Japanese historian (1936–2017)

Ichirō Inaba (稲葉 一郎, Inaba Ichirō) was a Japanese historian of China and professor emeritus at Kwansei Gakuin University.

==Career==
Ichirō Inaba graduated from the Kyoto University Graduate School of Letters in 1966. He studied under Ichisada Miyazaki, and his doctoral thesis was on official historians of the Six Dynasties. Following graduation, he lectured at a university for a year and two months before landing an assistant job at Ritsumeikan University, where he taught Chinese Historical Thought and Pre-Modern Chinese History after 1977. In October 1978, he visited China with a group of historians and archaeologists.

He was promoted to full professor in 1979, and a year later he joined the School of Humanities at Kwansei Gakuin University. He stayed there for over two decades before retiring in 2005.

==Works==
Inaba's research focused on the historical and economic views of Chinese statesmen, historians and philosophers, including Sang Hongyang, Sima Guang, Mozi, Mencius, Xunzi, Han Fei, Yuan Jue, and Zhang Xuecheng. He wrote a chapter for Chinese Medieval History Research (中国中世史研究, Kyoto University Press, 1970) and contributed several entries to the western reference book A Sung Bibliography (French: Bibliographie des Sung, The Chinese University Press, 1978).

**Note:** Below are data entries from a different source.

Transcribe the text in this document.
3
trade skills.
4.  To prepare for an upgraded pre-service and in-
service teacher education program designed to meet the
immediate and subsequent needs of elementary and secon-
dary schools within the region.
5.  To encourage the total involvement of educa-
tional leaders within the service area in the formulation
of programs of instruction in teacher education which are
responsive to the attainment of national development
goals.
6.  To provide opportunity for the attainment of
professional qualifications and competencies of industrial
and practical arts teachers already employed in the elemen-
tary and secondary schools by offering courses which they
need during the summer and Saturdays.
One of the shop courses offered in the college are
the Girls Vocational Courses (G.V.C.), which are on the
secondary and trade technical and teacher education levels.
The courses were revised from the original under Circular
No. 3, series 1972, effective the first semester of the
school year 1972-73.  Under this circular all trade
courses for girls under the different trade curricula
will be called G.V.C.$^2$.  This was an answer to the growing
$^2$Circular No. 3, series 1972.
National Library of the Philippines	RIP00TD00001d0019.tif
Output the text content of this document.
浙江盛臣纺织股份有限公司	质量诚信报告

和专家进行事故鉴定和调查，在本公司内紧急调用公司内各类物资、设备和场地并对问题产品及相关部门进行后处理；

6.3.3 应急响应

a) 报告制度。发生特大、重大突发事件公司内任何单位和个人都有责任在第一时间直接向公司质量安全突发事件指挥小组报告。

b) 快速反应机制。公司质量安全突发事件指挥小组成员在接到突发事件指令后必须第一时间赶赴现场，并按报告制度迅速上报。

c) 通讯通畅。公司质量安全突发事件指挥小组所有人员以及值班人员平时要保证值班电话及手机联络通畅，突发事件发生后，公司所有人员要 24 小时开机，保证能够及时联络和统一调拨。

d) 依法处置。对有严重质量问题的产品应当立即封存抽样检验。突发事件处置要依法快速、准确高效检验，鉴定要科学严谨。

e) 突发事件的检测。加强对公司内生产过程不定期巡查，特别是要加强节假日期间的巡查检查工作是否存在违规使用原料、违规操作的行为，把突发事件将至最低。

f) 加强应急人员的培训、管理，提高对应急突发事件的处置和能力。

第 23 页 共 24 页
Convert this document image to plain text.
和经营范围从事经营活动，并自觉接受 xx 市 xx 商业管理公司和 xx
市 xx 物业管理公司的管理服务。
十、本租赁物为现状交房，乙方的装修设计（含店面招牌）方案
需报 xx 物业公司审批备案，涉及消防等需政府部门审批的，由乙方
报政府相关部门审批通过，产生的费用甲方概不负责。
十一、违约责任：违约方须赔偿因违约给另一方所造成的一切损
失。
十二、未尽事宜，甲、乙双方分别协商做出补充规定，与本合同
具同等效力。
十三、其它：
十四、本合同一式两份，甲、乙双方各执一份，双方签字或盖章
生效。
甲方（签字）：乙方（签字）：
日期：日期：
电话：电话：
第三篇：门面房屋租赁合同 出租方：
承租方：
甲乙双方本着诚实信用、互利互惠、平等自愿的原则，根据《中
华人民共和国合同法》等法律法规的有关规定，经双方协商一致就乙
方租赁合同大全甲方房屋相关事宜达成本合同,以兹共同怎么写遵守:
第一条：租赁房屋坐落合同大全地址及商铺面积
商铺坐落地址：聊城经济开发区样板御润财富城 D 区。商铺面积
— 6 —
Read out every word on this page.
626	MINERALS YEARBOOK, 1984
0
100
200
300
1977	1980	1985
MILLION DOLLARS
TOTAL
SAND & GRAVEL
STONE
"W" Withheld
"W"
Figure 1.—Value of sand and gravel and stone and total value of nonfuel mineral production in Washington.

His own books include Chinese Historical Thought: A Study of Jizhuanti (中国の歴史思想―紀伝体考, Sobunsha, 1999) and A Study of the History of Chinese Historiography (中国史学史の研究, Kyoto University Press, 2006), which collected his papers from several decades.

He also authored a travel photography book titled Traveling in Jiangnan: Suzhou, Hangzhou, Shanghai (江南旅情―蘇州・杭州・上海, U-Time, 2005), featuring photos from the Jiangnan region of China.

==Death==
In 2017, Inaba died from acute subdural hematoma in Ikoma, Nara. He was 81.